Topik
Kebenaran Al-Quran (Ayat 203-204)
وَإِذَا لَمْ تَأْتِهِمْ بِآيَةٍ قَالُوا لَوْلَا اجْتَبَيْتَهَا ۚ قُلْ إِنَّمَا أَتَّبِعُ مَا يُوحَىٰ إِلَيَّ مِنْ رَبِّي ۚ هَٰذَا بَصَائِرُ مِنْ رَبِّكُمْ وَهُدًى وَرَحْمَةٌ لِقَوْمٍ يُؤْمِنُونَ
Dan apabila engkau (Muhammad) tidak membacakan suatu ayat kepada mereka, mereka berkata, "Mengapa tidak engkau buat sendiri ayat itu?" Katakanlah (Muhammad), "Sesungguhnya aku hanya mengikuti apa yang diwahyukan Tuhanku kepadaku. (Al-Qur`an) ini adalah bukti-bukti yang nyata dari Tuhanmu, petunjuk dan rahmat bagi orang-orang yang beriman."
Kritik
7:203-204 - Jawaban terhadap kritik bahwa Muhammad "membuat sendiri ayat" menggunakan circular reasoning: klaim wahyu digunakan untuk membuktikan klaim wahyu itu sendiri.
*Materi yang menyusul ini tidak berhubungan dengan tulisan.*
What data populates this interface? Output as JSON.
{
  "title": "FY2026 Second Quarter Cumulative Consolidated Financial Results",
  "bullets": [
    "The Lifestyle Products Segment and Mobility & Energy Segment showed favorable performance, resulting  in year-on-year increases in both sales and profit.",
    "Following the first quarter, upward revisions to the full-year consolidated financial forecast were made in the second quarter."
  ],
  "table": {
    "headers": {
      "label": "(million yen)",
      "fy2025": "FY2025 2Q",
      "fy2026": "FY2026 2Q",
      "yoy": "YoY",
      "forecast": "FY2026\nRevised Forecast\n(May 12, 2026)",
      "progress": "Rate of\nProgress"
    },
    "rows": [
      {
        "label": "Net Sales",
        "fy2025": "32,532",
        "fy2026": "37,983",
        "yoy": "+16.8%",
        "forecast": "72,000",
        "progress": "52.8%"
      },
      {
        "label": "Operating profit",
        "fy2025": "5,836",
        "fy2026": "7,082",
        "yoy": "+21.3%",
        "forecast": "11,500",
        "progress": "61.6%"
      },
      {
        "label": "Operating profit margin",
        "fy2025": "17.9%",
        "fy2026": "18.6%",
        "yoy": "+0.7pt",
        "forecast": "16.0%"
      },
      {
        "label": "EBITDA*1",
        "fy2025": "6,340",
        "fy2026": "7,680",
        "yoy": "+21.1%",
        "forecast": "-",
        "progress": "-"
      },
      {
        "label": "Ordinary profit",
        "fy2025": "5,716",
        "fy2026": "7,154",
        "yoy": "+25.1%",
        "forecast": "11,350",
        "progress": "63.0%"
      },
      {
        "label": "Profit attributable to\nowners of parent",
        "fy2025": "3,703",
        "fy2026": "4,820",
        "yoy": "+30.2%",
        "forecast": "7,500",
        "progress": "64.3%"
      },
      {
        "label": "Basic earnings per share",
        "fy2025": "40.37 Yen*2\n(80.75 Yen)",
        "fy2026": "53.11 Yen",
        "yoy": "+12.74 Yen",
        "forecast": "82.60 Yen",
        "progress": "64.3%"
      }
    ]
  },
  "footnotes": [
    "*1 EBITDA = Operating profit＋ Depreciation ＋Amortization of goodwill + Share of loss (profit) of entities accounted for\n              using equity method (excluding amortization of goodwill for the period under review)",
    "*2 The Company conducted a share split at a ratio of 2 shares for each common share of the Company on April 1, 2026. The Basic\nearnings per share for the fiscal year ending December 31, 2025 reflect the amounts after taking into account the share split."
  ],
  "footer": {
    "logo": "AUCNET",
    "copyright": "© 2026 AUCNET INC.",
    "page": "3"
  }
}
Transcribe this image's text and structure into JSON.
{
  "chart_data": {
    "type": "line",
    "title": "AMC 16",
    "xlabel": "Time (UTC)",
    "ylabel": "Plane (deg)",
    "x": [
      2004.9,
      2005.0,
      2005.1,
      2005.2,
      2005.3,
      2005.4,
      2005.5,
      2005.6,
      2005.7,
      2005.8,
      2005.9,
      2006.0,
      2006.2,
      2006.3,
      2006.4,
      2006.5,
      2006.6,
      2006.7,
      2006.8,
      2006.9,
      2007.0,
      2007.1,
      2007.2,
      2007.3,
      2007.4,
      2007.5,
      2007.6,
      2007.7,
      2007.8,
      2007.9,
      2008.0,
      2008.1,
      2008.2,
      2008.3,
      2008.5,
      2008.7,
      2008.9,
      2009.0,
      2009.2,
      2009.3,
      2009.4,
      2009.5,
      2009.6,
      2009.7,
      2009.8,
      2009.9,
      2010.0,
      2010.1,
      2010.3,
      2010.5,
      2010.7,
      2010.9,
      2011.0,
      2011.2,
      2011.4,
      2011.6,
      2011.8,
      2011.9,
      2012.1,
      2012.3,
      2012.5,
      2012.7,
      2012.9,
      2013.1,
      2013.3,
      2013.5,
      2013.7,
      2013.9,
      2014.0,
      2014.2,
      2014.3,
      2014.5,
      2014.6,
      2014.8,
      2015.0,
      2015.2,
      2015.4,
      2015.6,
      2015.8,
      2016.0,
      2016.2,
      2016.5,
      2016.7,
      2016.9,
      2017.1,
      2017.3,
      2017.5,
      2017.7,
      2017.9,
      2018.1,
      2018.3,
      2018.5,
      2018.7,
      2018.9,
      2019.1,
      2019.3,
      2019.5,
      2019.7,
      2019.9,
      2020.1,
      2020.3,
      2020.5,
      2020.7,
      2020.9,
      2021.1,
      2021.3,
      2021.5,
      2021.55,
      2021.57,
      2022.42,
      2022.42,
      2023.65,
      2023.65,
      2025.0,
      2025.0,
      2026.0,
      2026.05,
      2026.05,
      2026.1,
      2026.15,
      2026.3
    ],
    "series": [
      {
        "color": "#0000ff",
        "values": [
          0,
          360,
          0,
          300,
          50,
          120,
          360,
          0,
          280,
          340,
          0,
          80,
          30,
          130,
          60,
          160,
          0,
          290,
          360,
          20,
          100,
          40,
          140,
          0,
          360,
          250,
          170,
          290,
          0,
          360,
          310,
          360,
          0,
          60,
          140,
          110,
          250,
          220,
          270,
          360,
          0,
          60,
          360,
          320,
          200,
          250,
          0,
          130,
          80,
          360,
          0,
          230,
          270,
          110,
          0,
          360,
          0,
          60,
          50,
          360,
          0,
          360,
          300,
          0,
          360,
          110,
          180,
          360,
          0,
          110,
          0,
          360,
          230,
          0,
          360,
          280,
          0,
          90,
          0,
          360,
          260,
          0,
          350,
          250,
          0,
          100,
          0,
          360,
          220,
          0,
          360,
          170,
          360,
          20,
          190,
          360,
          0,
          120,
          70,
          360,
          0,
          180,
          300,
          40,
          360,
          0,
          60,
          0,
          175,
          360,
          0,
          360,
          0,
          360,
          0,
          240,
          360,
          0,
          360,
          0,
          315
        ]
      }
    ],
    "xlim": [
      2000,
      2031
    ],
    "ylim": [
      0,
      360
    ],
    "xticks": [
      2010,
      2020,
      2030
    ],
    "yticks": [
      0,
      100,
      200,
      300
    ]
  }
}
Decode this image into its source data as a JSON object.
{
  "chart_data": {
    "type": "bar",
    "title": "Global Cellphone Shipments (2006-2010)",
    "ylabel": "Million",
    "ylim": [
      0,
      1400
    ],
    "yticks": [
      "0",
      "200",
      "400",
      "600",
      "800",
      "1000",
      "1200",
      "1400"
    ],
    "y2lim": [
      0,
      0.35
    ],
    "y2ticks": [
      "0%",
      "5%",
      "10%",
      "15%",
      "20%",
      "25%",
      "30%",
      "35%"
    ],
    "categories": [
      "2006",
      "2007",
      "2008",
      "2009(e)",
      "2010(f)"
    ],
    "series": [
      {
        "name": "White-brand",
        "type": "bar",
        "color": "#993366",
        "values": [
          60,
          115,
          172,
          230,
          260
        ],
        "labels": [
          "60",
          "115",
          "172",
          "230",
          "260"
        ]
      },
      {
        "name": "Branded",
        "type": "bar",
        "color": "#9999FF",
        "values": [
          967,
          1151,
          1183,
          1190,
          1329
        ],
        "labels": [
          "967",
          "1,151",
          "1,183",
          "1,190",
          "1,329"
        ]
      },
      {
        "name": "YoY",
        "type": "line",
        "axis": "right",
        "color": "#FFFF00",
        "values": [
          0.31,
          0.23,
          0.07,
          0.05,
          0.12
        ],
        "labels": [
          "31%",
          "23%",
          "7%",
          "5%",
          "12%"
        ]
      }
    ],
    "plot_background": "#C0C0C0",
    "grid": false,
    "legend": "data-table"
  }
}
Perintah "dengarkanlah dan diamlah" saat Al-Qur'an dibacakan menciptakan protokol yang mencegah diskusi kritis dan pertanyaan intelektual.
Moral Concern
Penolakan Terhadap Kritik - Ayat 203 menolak kritik terhadap Muhammad dengan menyatakan ia hanya mengikuti wahyu, tanpa membuka ruang untuk diskusi kritis.